Effective customer on-boarding continues to be a challenge for many financial institutions.

Effective customer on-boarding continues to be a challenge for many institutions. Banks have a very limited window to engage new customers, increase new account balances and grow share of wallet before households lose interest in the many new customer communications and offers being sent their way.

In many cases, the customer may switch to another bank entirely. According to the American Customer Satisfaction Index (ACSI), about 10-20 percent of customers switch banks each year. Additionally, a December 2012 report from ACSI indicated that while customer satisfaction has improved as an industry whole, it is mostly the result of continued high customer satisfaction among smaller banks and credit unions, and from an increasing number of consumers having moved from large banks to smaller institutions.

Taking a closer look at the customer satisfaction quandary, J.D. Power & Associates indicated in its annual survey of retail-banking customer satisfaction that new customers are the least satisfied and the most likely to leave. In fact, the report revealed that new customers are nearly three times more likely to show attrition during the first ninety days of opening a new account.

However, this short grace period is the optimal time for banks to establish long-lasting and profitable relationships with new customers. The challenge is that in the crucial first year of a relationship when the customer is most inclined to develop a positive or negative brand experience, a bank is least likely to possess the necessary data to accurately engage a customer according to his or her true potential.

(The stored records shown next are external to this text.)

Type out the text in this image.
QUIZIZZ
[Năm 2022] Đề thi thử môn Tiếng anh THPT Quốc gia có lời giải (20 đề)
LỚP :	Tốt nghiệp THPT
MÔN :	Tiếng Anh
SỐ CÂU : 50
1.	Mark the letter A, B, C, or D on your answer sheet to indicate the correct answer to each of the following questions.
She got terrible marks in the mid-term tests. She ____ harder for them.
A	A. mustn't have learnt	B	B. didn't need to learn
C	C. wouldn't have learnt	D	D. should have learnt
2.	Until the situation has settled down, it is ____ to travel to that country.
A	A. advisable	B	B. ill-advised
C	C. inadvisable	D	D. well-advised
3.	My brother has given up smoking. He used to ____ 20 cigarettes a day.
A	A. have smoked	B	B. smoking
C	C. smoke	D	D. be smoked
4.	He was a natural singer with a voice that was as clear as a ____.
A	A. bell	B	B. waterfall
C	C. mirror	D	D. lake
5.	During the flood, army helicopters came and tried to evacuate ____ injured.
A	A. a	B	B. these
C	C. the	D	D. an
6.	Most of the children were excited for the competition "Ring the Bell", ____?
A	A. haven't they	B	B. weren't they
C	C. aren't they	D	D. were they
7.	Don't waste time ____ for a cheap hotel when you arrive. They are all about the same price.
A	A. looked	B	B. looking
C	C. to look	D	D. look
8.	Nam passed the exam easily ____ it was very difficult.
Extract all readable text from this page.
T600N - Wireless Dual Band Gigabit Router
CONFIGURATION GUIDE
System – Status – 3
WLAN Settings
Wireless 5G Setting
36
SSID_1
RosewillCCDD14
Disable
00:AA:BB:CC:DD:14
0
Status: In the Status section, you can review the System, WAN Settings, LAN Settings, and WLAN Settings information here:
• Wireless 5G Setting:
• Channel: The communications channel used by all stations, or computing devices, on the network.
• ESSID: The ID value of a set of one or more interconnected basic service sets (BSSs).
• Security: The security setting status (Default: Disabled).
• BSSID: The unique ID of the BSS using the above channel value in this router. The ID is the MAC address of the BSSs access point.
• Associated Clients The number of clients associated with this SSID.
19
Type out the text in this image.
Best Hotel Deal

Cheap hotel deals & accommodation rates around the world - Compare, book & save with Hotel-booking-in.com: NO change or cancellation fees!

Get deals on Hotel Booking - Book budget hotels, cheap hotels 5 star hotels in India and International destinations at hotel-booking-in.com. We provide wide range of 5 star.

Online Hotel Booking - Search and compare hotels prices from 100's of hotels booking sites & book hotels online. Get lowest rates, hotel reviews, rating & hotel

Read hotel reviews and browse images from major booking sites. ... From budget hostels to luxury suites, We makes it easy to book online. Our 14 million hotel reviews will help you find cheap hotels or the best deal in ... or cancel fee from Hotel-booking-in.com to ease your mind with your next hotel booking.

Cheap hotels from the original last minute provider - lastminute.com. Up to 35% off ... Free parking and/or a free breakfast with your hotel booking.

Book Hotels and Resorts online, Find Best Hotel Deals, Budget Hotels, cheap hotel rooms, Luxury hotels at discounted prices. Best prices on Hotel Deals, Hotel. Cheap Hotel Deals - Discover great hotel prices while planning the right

For some new accounts, banks typically only have information on initial opening balance. Many banks rely on this extensively to assign treatment groups and decide which new customer should receive premium offers. However, the initial balance amount can be misleading as some customers open new accounts starting with a relatively low balance, perhaps to take advantage of a special offer or to begin a new, low-dollar amount direct deposit program. Opening balance often does not present an accurate depiction of households’ wealth and growth potential. As a result, potentially high opportunity customers may be placed into sub-optimal treatment groups and upsell opportunities are lost.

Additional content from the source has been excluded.